Case ID: ill-app_185/html/0408-01.html
Source: Caselaw Access Project
Author: {"author": "Mr. Presiding Justice Graves", "license": "Public Domain", "url": "https://static.case.law/"}
Date Created: 2024-08-24T03:29:51.129683

Best Tailoring Company, Appellant, v. Harry R. Clancey, Appellee.
    Gen. No. 18,367.
    (Not to be reported in full.)
    Appeal from the Municipal Court of Chicago; the Hon. Fred C. Hill, Judge, presiding.
    Heard in the Branch Appellate Court at the March term 1912.
    Reversed and remanded.
    Opinion filed March 11, 1914.
    Statement of the Case.
    Action by Best Tailoring Company, a corporation, against Harry R. Clancey to recover a sum claimed to be due under a contract of employment.
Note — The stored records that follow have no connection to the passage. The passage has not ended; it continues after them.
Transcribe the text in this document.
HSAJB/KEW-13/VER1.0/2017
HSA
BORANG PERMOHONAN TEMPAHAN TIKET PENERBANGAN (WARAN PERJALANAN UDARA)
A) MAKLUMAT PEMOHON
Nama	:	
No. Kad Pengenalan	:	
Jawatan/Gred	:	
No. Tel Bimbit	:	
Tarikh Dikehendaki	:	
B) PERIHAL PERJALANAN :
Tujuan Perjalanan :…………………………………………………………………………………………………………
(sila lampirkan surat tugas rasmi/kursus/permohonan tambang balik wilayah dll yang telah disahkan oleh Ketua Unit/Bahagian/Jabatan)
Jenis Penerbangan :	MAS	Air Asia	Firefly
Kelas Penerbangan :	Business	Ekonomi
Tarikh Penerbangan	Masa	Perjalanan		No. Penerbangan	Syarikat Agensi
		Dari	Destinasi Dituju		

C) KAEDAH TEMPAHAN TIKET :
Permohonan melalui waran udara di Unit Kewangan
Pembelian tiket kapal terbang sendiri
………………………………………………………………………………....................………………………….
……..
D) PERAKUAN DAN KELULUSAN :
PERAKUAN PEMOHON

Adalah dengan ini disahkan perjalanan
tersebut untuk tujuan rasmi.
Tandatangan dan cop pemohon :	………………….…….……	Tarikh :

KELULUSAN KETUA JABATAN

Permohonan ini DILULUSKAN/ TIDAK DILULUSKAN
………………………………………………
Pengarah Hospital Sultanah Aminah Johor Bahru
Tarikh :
The contract was in writing, and it was stipulated therein that the defendant was to receive a certain salary per year and to receive a commission of seven per cent, on the amount of goods sold during any one year in excess of $100,000, and the defendant guaranteed to sell not less than $50,000 worth of merchandise during any one year, and agreed that if his sales were less than that amount he would pay plaintiff fourteen per cent, on the difference between the amount of his sales and $50,000. The defendant’s sales lacked $28,008.29 of amounting to $50,000, and plaintiff brought suit to recover from defendant fourteen per cent, on that deficiency. Defendant’s affidavit of merits based his entire defense on the claim that before the contract was drafted the plaintiff agreed to furnish him to sell a certain line of suits, the cheapest of which should be sold by him at $15 per suit and that plaintiff had failed to furnish the same, thereby preventing him from doing the volume of business he had contracted to do. Defendant also filed a claim of set-off for a portion of his salary. The jury found the issues against the plaintiff, and from a judgment entered on the verdict, plaintiff appeals.
    Abstract of the Decision.
    1. Evidence, § 319
      
      —when parol evidence inadmissible to vary terms of a written employment contract. In an action against an employe on a written employment contract, permitting defendant to prove conversations which occurred before the contract was signed to show that plaintiff undertook to furnish defendant a certain line of goods to sell and permitting defendant to prove that plaintiff failed to perform its contract in that respect, held error, it appearing that the contract was complete and unambiguous, and clearly meaning that the plaintiff was to be the arbiter as to the line of goods which defendant was to sell.
    
      Menz I. Rosenbaum: and Louis M. Cahn, for appellant ; Maurice Alschuler, of counsel.
    James Turnock, for appellee.
    
      
      See Illinois Notes Digest, Vols. XI to XV, same topic and section number.
    
   Mr. Presiding Justice Graves

delivered the opinion of the court.

2. Set-off and recoupment, § 43*—when claim of set-off should he excluded from consideration of fury. Where a claim of set-off is not supported by any competent evidence, it is error for the court not to exclude it from the consideration of the jury.